- #1
Silviu
- 624
- 11
Hello! I am a bit confused about the KG equation in the context of QFT. In QM, the KG equations describes the evolution of a wavefunction, ##\phi(x,t)##, in space and time (I will assume we have no potential). This function gives the probability of finding a particle described by this wavefunction at a given position, at a given time. (Please let me know if anything I said or I will say is wrong.) Now in QFT, ##\phi(x,t)## is an operator, which acting on the vacuum state ##|0>## creates a particle at position ##x##. I am confused about the meaning of KG equations in this context? What do the space and time evolution of ##\phi(x,t)## mean now?
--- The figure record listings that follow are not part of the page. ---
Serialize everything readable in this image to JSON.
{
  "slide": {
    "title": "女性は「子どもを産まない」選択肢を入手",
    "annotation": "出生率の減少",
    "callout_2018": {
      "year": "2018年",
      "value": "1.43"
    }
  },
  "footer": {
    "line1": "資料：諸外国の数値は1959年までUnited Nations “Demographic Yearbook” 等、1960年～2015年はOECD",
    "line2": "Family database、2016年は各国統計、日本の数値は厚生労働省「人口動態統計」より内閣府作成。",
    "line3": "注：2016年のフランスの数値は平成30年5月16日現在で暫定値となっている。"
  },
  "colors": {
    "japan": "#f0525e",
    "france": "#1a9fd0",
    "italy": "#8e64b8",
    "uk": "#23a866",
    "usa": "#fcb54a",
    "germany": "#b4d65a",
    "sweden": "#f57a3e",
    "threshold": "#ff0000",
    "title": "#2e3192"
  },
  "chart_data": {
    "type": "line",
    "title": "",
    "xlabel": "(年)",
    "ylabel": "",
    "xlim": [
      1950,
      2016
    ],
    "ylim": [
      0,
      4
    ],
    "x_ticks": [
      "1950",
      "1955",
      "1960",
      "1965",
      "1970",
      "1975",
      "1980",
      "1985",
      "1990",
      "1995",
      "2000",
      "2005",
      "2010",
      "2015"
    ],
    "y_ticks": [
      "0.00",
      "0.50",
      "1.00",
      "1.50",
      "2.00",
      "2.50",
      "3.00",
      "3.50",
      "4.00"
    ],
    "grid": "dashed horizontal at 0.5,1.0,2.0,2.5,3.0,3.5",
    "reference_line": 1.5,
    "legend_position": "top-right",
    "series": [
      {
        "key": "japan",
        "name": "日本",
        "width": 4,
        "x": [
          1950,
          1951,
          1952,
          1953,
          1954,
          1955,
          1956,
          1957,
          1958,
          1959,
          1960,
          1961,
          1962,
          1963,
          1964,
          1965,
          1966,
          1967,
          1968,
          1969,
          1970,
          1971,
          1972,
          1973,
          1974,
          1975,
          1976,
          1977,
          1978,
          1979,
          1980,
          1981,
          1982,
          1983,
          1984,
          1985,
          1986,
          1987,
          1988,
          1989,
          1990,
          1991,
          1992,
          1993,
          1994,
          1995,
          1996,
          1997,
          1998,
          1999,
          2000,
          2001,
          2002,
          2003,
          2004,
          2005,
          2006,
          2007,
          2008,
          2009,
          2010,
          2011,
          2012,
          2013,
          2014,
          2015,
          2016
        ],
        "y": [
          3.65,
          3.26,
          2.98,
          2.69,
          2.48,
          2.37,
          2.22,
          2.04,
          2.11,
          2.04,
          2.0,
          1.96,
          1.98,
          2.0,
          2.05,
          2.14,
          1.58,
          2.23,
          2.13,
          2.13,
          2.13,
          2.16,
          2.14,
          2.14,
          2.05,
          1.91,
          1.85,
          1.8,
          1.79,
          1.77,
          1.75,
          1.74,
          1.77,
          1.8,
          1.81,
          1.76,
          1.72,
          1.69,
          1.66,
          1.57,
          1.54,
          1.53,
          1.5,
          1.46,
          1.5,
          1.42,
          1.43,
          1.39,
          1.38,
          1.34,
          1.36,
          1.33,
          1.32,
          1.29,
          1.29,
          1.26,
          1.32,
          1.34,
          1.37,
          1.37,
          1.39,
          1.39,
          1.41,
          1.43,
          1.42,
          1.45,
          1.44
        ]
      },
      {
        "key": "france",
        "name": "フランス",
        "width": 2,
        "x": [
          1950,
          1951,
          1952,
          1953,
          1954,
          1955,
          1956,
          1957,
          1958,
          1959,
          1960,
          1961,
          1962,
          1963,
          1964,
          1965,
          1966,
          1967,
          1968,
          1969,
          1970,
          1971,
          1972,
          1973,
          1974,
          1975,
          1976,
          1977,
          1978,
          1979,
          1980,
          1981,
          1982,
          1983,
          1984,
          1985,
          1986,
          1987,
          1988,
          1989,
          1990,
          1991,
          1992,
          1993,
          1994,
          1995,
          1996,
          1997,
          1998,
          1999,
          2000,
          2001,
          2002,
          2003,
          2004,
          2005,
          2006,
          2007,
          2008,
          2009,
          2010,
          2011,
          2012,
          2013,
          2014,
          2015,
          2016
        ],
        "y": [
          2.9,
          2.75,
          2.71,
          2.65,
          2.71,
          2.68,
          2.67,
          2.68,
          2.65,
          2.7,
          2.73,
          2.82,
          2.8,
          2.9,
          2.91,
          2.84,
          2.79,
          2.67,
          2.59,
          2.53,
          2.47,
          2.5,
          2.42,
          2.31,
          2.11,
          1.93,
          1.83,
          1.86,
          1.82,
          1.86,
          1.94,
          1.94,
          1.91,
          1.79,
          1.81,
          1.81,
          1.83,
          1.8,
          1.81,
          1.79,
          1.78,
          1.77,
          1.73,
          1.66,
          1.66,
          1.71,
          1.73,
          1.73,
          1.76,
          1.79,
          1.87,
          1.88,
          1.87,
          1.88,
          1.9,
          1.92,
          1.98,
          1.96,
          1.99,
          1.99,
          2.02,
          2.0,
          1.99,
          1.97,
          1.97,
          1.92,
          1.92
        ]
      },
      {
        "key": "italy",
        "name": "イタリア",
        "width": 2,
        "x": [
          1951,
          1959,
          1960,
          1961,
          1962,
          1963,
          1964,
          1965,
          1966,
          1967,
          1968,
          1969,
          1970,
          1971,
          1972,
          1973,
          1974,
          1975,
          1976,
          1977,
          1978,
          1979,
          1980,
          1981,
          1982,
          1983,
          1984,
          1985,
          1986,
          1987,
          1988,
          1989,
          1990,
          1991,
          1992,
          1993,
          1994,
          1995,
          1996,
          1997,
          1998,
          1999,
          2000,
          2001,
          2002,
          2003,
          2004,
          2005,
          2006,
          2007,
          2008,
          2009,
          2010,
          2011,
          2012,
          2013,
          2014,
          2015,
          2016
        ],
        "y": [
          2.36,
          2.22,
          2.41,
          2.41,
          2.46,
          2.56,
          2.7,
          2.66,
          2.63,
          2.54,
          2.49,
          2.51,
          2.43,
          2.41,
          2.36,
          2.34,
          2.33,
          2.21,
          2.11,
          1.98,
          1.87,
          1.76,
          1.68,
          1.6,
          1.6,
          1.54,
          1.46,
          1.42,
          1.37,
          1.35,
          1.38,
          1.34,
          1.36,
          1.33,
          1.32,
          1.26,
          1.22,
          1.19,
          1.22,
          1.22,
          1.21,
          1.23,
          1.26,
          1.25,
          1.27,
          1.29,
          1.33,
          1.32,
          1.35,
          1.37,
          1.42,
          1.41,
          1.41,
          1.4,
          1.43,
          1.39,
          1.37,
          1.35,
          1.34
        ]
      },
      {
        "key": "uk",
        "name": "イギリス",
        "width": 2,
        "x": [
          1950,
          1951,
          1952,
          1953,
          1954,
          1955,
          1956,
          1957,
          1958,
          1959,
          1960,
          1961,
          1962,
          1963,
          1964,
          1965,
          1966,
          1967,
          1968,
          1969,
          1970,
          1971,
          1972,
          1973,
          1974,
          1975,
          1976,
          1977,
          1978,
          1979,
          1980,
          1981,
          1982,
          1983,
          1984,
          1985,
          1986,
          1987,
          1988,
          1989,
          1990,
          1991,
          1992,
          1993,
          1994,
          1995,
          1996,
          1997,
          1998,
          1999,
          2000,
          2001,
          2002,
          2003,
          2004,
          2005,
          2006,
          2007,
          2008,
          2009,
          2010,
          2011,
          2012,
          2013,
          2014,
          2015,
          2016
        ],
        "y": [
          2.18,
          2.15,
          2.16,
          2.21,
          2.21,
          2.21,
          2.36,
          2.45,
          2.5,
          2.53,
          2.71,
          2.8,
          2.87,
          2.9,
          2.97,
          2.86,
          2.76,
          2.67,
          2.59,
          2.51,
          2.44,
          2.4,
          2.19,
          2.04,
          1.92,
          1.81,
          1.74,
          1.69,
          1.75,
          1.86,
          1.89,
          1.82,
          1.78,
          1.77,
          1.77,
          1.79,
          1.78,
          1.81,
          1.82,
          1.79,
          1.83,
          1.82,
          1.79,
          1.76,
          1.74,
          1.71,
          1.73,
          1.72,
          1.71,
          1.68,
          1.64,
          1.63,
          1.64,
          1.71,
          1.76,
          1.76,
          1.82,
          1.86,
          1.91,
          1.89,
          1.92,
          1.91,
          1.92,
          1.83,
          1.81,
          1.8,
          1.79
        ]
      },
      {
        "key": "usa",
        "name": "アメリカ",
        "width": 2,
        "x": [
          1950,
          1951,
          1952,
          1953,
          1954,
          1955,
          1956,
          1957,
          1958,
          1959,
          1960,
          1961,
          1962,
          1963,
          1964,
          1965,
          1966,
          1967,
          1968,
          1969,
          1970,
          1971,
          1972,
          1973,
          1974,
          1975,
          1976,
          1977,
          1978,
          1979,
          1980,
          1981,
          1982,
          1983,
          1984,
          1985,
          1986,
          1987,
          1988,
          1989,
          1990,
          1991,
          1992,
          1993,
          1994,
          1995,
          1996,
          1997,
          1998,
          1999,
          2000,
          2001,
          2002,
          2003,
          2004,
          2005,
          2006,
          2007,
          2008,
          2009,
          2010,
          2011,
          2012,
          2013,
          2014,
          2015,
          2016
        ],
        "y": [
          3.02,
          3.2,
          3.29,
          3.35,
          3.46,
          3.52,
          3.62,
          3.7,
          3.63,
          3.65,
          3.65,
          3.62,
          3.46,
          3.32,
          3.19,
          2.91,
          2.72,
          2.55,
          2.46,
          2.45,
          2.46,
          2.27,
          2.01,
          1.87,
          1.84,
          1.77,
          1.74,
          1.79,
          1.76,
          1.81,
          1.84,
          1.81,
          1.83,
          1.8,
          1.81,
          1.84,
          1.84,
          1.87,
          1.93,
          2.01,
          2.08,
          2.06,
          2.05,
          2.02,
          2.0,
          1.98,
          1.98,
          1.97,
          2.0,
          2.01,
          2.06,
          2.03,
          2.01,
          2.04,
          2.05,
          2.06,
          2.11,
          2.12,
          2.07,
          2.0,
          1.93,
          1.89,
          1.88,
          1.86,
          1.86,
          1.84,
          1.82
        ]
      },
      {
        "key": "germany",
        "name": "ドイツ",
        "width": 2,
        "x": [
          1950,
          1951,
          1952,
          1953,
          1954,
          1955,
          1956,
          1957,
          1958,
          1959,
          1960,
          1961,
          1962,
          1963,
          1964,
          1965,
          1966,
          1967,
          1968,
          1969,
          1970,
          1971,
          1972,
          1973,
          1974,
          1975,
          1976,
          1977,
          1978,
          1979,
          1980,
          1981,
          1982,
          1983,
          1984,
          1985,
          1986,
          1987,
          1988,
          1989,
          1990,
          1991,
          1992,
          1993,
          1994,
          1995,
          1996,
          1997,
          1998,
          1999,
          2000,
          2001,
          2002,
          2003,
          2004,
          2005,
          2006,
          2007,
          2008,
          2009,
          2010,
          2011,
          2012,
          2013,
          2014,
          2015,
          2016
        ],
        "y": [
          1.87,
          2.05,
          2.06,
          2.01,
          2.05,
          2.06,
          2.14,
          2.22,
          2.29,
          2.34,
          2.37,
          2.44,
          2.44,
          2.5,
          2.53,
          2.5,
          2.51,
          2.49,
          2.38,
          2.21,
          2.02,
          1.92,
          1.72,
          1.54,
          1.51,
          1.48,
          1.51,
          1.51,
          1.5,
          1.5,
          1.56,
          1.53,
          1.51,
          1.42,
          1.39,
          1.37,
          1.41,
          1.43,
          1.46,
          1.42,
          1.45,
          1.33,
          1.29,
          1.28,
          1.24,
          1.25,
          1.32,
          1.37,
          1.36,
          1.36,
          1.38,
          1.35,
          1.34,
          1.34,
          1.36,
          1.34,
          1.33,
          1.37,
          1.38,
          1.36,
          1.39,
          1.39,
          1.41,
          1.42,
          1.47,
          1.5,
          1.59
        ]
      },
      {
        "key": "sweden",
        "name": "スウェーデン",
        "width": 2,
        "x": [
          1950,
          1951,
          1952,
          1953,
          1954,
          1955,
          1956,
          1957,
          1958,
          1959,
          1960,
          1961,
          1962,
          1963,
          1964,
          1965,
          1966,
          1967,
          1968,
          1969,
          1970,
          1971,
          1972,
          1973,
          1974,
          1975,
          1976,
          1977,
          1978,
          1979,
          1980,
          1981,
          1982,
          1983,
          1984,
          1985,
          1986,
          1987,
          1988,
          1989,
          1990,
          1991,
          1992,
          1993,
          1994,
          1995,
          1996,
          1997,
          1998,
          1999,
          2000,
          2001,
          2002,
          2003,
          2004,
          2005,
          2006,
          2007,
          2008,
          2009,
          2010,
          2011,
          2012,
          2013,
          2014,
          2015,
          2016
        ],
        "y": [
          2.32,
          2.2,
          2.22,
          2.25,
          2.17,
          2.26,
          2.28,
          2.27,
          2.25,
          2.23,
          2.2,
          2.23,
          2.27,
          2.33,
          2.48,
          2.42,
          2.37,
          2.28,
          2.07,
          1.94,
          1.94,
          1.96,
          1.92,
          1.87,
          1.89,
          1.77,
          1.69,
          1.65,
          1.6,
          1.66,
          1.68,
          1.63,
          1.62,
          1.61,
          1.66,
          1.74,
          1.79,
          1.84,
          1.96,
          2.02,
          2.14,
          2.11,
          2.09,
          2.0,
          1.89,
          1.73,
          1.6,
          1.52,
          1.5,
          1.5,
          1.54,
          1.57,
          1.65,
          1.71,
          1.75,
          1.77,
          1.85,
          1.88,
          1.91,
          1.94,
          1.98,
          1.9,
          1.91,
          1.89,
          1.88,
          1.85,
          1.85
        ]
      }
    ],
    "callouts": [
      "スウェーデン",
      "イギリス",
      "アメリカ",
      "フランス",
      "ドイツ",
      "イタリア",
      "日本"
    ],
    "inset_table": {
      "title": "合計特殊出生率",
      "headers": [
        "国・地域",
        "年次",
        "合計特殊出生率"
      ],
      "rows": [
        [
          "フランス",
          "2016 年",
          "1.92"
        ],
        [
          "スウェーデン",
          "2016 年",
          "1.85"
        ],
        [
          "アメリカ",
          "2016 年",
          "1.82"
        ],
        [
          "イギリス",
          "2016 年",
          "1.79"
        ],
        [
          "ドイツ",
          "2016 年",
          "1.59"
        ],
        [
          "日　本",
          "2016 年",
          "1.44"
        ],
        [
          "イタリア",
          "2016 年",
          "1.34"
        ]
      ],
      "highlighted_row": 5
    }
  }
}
When it acts, it doesn't create a probability distribution, but an actual particle at a point x (it is at x with 100% probability). Also mathematically speaking, if ##\phi(x,t)## is an operator, the KG equation written as ##(\partial^2+m^2)\phi(x,t)=0## doesn't make much sense to me as on the left side you have an operator ##(\partial^2+m^2)## acting on another operator ##\phi(x,t)## while on the right side you have a number, which is 0. How should I understand this equation now? Lastly, once ##\phi(x,t)## acts on the vacuum state and creates a new particle, how does this particle evolve in space and time? I assume it is still the KG equation that dictates this, but I am not sure I understand how to apply it. Any explanation would be greatly appreciated. I am really new to this and I kinda got stuck with understanding this. Thank you!